L'ultima moda dei teen: insulti anonimi su Spotted, e la gogna corre sul web

Martedì 31 Ottobre 2017 di Marco Pasqua

ROMA «Spotto quel mostro di Anna, è un cesso». «Spotto Cristina T. che ha l'alito puzzolente». «Spotto Mattia S. fidanzato segretamente con S.». Benvenuti nella nuova gogna mediatica per under 19, uno squallido labirinto di insulti, dove la diffamazione è un'arma affilata che ferisce adolescenti spesso inermi. Si chiamano Spotted, dall'inglese avvistato: si declinano così le pagine Facebook ma, soprattutto Instagram, nate per segnalare, nella migliore delle ipotesi, un ragazzo o una ragazza di cui ci si è invaghiti, ma sempre più spesso utilizzate per offendere. Se cinque anni fa la proporzione tra attacchi personali gratuiti e complimenti era a favore dei secondi, ora si assiste ad un pericoloso ribaltamento, soprattutto sul social network preferito dai più giovani, quell'Instagram dove esistono profili Spotted riferiti alle più grandi scuole superiori della capitale. Profili che hanno scalzato Ask.fm, il social, lanciato nel 2010, dove alcuni minorenni sbeffeggiati dai bulli di turno sono arrivati a suicidarsi.

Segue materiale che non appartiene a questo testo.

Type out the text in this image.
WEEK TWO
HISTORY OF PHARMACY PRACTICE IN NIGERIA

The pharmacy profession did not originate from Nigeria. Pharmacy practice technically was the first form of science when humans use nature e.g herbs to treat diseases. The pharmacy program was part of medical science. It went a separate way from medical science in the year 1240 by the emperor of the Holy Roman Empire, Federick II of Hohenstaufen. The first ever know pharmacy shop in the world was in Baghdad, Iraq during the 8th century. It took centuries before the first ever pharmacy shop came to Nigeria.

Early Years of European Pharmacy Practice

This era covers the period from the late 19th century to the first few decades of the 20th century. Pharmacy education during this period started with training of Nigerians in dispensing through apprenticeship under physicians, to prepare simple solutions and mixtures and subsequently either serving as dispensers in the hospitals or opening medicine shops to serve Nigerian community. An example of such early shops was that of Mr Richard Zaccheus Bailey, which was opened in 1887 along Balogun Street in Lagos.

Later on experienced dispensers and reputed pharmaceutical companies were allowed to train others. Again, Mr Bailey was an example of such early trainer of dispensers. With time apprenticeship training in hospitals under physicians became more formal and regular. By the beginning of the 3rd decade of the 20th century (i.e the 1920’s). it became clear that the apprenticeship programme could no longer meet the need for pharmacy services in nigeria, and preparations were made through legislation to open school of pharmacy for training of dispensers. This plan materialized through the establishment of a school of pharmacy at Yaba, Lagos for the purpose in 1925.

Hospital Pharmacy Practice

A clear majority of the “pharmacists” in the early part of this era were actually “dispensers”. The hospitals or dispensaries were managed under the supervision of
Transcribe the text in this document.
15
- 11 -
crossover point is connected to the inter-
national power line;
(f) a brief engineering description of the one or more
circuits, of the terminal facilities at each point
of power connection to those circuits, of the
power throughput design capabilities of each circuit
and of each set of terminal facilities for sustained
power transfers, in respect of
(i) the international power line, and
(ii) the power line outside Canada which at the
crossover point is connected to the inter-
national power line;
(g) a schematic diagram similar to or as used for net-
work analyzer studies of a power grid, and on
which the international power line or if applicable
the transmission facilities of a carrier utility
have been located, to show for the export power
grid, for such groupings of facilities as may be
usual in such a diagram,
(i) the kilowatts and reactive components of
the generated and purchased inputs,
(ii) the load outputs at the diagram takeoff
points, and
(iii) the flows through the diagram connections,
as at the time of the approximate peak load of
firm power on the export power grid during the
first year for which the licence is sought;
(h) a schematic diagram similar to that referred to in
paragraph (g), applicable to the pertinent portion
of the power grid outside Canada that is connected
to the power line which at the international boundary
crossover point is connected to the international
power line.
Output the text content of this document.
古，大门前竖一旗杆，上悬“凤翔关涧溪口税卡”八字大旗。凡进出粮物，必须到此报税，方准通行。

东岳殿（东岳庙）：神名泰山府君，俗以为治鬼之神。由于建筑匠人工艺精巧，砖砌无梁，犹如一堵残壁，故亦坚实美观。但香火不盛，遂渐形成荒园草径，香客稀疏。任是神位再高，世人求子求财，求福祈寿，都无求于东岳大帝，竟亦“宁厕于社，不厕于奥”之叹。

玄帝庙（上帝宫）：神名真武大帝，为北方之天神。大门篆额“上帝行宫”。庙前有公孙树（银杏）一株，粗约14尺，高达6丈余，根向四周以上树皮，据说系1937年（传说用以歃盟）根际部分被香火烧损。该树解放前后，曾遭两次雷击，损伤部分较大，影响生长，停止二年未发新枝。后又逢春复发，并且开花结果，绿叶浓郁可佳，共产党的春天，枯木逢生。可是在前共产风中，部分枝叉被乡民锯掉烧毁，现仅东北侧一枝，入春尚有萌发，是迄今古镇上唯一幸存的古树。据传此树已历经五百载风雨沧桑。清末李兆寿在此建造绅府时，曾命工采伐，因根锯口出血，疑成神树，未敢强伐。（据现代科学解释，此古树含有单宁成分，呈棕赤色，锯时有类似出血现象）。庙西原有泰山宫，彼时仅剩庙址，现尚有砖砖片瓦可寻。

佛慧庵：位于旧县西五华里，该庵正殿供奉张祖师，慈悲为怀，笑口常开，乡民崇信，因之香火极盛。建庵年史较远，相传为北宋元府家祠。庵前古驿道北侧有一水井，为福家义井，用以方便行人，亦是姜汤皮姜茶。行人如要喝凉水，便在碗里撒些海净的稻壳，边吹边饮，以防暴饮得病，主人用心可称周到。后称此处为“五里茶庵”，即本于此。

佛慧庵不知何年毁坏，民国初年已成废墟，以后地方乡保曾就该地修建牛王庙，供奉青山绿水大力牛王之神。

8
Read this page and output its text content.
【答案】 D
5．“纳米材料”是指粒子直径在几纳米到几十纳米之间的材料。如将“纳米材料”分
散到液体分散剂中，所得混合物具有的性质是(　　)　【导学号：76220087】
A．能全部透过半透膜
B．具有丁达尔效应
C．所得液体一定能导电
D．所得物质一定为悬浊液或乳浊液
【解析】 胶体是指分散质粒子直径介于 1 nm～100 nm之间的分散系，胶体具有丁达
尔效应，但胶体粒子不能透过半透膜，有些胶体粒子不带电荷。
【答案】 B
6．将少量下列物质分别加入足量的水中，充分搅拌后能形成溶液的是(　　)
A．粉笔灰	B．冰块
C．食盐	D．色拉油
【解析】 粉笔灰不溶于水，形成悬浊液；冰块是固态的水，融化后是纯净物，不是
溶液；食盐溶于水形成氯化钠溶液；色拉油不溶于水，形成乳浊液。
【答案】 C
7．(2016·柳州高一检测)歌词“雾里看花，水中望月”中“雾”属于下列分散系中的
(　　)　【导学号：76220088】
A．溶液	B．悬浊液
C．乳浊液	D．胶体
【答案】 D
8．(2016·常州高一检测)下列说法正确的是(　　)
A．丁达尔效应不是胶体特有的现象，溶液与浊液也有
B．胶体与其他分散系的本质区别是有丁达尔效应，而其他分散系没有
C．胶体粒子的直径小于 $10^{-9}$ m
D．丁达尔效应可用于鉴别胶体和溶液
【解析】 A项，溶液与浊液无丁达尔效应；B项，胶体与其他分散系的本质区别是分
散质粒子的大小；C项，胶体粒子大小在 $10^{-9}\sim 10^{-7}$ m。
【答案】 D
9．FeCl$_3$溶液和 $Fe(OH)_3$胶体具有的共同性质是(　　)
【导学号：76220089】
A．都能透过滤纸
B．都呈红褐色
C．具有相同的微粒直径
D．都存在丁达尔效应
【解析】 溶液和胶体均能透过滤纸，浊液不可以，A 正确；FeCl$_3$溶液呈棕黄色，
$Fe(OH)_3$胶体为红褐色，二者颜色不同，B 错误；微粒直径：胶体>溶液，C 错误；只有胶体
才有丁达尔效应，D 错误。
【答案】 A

Dal Visconti al Mamiani, passando per il Righi, Morgagni, Virgilio e Tasso: non c'è scuola che si salvi da questo giochino perverso che non conosce pietà. A essere presi di mira non sono solo gli studenti più vulnerabili, ma anche i professori. Tutti indicati con nomi e cognomi, mentre i diffamatori sono rigorosamente privi di identità. E poco importa se l'anonimato sul web non esista, visto che la polizia postale può sempre risalire all'indirizzo Ip che contraddistingue ogni utente virtuale: non tutti hanno il coraggio di denunciare e di parlare pubblicamente di una vicenda che rimane fonte di vergogna.

GESTORI SENZA IDENTITÀ
I profili Spotted funzionano in maniera molto semplice: si manda un messaggio privato al gestore (anonimo), che provvede a ripubblicarlo oscurando il nome dell'utente che lo ha inviato. Ogni post è poi accompagnato da commenti di scherno. E le vittime? Cercano di difendersi come possono scrivendo dei messaggi privati e disperati all'amministratore della pagina, nella speranza che voglia rimuovere lo Spotted incriminato - anche se quasi sempre preferiscono fare finta di nulla. Anche di fronte a commenti omofobi («Spotto Andrea T. che è fr...ma simpatico» si legge in uno Spotted di un grande liceo del centro) o relativi alle (vere o presunte) abitudini sessuali di minorenni. Per non parlare di quelli che indicano gli studenti che farebbero uso di sostanze stupefacenti («Gabriele pippa cocaina», è scritto sulle pagine relative ad un altro famoso liceo del Centro). Spesso questi profili sono collegati al sito This Crush, altro social network popolare tra i giovani fino ai 16 anni, dove pure è possibile scrivere dei commenti in cui dar libero sfogo all'astio più cieco e becero.

PAURA DI DENUNCIARE
I docenti sanno ma non possono intervenire, se non consigliando agli studenti di rivolgersi alla polizia. «Cosa possiamo fare, se non sopportare e riderci su?», dice una delle molte ragazze prese di mira con alcuni post inequivocabilmente ingiuriosi. Tanti preferiscono lasciar correre anche quando, camminando per i corridoi di scuola, i compagni, cellulare alla mano, li guardano sghignazzando. E così i bulli continuano ad agire indisturbati, forti della vergogna che le loro vittime provano dopo essere precipitate in questa cloaca intrisa di odio.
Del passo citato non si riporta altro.